Butterbeer Recipe 2011

Two years ago I published a short essay on the alcoholic magical beverages in the Harry Potter books, with my versions on how to make them, called "Firewhisky Recipe! Butterbeer Recipe!" It's since been one of the most viewed posts on this blog, and for good reason. They are delicious.

In anticipation of the final movie coming out this week, one of the top articles on The Huffington Post was "Butterbeer: How the Harry Potter Beverage Was Made Real." According to Jim Hill: "Based on surveys that UOR employees have done, the greatest Guest Satisfier in the Wizarding World of Harry Potter [the theme park in Florida], that piece-of-the-magic that people most wish that they could take home and share with friends and family... is a beverage. Butterbeer, to be precise."

He also said the Wizarding World folks "labored for nearly three years to come up with a workable real-world recipe for this magical, mythical brew." Three years, really? Our recipe came to my friend Jenny Ruth in a dream. The sugary, highly-processed creation they serve at the theme park, of course, has a top-secret recipe. So you have to apparate to Florida to drink butterbeer? Do you know what else has a secret recipe? Coca-cola. And Ira Glass, like Hermione would have done, figured that one out with a little research.
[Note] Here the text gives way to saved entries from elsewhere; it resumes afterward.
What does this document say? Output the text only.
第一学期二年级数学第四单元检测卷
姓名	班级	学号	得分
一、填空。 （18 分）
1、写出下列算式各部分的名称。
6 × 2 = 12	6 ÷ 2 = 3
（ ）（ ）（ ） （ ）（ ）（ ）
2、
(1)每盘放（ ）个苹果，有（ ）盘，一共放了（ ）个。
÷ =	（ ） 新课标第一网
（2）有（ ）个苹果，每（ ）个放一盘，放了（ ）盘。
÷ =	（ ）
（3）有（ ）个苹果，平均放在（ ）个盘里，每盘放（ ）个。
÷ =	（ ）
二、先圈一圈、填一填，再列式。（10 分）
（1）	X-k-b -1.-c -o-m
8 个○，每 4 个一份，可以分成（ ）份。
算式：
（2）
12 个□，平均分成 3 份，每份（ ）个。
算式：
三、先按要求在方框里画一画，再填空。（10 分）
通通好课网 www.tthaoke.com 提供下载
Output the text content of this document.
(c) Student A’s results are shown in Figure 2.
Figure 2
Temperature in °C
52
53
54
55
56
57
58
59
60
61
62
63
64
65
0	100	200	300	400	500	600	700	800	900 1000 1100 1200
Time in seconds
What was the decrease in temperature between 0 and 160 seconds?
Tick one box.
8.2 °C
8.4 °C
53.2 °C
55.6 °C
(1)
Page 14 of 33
"So -- that said -- what is actually known about this amber ale?," you query. Well, there are two distinct phases to the preparation / pouring of a glass of Butterbeer. First the bottom layer -- a slightly thickened mixture which tastes like a combination of butterscotch, cream soda and shortbread cookies -- is poured into the bottom of the glass. Then the Butterbeer's head -- which is this lighter, fluffier, less sweet version of marshmallow fluff -- is carefully placed on top of the brown brew that has previously been poured into this glass.

I fully sympathize with a Harry Potter-themed resort wanting to sell a version of the magical drinks, one that can be legally sold to kids and help them have an inspiring experience. (The "magic" in that secret recipe sounds like it's sugar and artificial flavoring, which would have the magical effects of a sugar-high and weight gain.) A close reading of Rowling's books will reveal that Butterbeer is not only magical but alcoholic. It's clearly the latter, because it has certain mild but well-known effects on the student characters after they consume it, such as the lowering of inhibitions. As I wrote in my essay two years ago:

In Harry Potter, after Harry has been attacked by a dementor, Professor Lupin gives him chocolate to restore him, not exactly advanced magic. All thru-out the books, Rowling understands that there are simpler magics & emotional forces more powerful than some of her sillier spells. What exactly is a potion but a brewed beverage with transformative properties? Alternately, when Ron is recovering from a strong potion, Professor Slughorn gives him a shot of mead which turns out to be laced with a powerful poison - not exactly the positive metaphor for drinking that parents fear. And there's of course two much more potent beverages in the Half-Blood Prince book - love potion & felix felicis (liquid luck). None of this fictional magic is far-fetched from what any teenager or adult has experienced from well-timed libations.
At the time, I was righteously outraged by online recipes I found, not because they were non-alcoholic but because they were disgusting, using melted butter & butterscotch syrup. I'll reprint now the simple alcoholic itwaslost version, which I recommend smuggling into the cinema this weekend:

-a dark ale or black ale (I recommend New Belgium's 1554 black ale.)
-a dash of butterscotch schnapps on top.

It's easy & inexpensive to make, available outside of Florida, it's sweet & butterscotchy but not sugary, and it might loosen you up and give you the courage to ask the witch you like to the ball. Cheers!


Brains said...

You're so right, J.

I had to go to Florida for relatives last Christmas. The Butterbeer was disgusting. It could make Dr Pepper or Pixie Sticks taste bitter. But the "Hogsmeade" area of Universal Studios did have a full bar and a sexy bartender. And Misti and I got properly wasted.

S. Sandrigon said...

Just as I suspected... thanks, Brains.
I'd love to get wasted at Hogsmeade, sign me up.
I have nothing conceptually against The Wizarding World of Harry Potter, only against trying to pass a sugary float off as "butterbeer," even with Rowling's personal blessing.